Reviewed-by: Peter Xu <peterx@redhat.com>
Signed-off-by: David Hildenbrand <david@redhat.com>
---
backends/hostmem-memfd.c | 7 ++++---
hw/misc/ivshmem.c | 5 ++---
include/exec/memory.h | 9 +++------
include/exec/ram_addr.h | 6 +-----
softmmu/memory.c | 7 +++----
5 files changed, 13 insertions(+), 21 deletions(-)
Reviewed-by: Philippe Mathieu-Daudé <philmd@redhat.com>
Actually it would be clearer to define the 0 value, maybe:
#define RAM_NOFLAG (0 << 0)
This will also turn some code into
ram_flags = backend->share ? RAM_SHARED : RAM_NOFLAG;
ram_flags |= backend->reserve ? RAM_NOFLAG : RAM_NORESERVE;
This is the callee view, withing the API, where you have all
the context.
Looking at other flag users, I barely see any such usage.

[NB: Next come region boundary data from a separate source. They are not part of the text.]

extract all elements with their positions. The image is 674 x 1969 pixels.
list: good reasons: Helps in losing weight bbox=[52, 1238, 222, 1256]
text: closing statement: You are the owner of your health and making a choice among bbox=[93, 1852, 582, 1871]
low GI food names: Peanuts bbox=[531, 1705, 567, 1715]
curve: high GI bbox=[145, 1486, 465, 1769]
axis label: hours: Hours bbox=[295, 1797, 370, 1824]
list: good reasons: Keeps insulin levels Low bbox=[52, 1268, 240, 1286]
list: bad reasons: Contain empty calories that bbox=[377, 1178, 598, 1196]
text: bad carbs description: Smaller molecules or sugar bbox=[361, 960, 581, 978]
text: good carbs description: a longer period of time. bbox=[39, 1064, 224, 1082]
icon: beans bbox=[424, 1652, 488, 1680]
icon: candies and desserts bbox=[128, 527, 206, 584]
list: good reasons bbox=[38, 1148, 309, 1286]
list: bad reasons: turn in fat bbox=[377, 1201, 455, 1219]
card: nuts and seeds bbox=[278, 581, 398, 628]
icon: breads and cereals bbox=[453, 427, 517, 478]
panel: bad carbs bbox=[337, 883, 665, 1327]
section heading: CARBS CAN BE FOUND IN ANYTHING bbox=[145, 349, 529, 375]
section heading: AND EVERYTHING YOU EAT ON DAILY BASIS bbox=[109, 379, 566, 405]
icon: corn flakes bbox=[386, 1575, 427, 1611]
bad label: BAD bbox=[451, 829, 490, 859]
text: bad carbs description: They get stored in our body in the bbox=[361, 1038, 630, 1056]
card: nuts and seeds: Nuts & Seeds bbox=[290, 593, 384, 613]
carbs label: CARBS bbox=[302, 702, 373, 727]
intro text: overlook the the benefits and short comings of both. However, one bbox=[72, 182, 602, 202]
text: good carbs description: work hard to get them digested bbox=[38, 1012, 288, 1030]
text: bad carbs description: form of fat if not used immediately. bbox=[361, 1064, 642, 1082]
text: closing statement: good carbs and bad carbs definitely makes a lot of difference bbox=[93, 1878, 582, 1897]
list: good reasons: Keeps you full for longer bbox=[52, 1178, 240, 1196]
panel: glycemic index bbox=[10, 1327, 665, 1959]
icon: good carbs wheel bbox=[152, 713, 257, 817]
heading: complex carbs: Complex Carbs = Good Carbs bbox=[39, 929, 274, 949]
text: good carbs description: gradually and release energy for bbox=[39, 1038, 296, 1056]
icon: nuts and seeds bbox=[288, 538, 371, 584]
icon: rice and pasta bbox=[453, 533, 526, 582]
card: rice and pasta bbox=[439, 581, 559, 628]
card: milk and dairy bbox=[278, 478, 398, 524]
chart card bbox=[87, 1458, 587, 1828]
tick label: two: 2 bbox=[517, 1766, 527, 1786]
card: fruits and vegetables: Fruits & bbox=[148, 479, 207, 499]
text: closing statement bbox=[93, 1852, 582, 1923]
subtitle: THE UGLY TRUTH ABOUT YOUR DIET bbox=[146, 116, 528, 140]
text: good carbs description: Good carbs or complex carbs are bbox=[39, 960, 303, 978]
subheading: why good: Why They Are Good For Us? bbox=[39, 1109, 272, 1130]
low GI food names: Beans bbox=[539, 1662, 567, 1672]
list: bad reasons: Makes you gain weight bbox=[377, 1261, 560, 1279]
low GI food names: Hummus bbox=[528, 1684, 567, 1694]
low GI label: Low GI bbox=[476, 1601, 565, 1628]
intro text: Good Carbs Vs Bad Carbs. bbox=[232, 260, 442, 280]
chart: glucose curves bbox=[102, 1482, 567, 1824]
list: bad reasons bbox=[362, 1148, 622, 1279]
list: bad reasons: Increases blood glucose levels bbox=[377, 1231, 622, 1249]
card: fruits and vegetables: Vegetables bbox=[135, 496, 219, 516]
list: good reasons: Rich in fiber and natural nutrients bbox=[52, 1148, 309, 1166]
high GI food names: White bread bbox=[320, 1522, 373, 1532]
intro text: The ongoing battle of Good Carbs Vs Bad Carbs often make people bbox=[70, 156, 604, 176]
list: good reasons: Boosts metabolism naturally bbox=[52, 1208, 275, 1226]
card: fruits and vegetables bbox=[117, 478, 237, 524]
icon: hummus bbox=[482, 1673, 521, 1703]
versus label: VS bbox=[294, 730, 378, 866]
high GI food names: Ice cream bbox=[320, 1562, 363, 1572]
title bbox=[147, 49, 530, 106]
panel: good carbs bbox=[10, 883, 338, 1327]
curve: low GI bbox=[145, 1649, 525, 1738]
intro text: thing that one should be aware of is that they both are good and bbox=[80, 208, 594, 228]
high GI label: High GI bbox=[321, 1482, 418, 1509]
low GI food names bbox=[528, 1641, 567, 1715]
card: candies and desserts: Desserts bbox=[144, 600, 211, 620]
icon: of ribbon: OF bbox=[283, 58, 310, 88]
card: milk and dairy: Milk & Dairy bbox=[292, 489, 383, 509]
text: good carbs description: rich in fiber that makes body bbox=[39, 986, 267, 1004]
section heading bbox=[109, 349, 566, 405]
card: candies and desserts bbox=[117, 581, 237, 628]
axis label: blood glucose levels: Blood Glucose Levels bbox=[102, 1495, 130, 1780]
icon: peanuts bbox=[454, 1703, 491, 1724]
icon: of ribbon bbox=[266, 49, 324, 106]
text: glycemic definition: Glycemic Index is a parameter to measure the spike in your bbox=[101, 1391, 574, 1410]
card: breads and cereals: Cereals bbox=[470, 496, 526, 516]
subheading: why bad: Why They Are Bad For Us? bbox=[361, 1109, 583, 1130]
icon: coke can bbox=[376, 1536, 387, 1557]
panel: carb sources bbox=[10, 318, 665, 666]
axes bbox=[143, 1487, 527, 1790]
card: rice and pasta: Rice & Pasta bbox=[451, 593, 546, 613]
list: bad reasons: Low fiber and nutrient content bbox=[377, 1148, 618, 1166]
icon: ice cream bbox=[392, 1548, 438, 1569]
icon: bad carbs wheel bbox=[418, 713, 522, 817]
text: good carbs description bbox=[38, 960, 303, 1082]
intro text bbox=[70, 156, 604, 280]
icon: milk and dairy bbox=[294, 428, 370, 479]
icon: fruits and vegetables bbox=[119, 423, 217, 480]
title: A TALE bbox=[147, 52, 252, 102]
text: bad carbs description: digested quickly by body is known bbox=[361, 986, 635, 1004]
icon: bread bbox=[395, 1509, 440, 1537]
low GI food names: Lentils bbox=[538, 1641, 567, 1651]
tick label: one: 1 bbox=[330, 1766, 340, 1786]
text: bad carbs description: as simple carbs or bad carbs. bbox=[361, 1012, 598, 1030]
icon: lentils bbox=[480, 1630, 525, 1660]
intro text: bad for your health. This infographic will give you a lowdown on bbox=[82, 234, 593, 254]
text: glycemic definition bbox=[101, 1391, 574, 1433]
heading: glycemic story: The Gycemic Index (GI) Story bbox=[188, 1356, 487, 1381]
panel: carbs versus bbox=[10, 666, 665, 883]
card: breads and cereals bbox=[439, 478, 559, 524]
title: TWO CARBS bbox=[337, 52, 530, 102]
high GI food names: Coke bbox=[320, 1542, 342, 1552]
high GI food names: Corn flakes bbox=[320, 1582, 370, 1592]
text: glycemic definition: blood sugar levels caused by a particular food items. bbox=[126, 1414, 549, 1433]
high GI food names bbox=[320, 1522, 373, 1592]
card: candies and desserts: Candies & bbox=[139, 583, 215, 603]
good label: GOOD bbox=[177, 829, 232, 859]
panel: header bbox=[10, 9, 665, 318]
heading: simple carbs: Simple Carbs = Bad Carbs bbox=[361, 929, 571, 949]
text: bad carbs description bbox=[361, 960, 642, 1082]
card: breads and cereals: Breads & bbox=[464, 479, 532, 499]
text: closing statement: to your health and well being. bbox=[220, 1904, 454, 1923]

XKB_CONTEXT_NO_FLAGS, ALLOC_NO_FLAGS, and MEM_AFFINITY_NOFLAGS seem to
be the only ones. That's why I tend to not do it unless there are strong
opinions.
I'm more concerned about the caller perspective. What means this
magic '0' in the arguments? Then I have to check the prototype.
If the caller uses RAM_NO_FLAGS, I directly understand what is passed.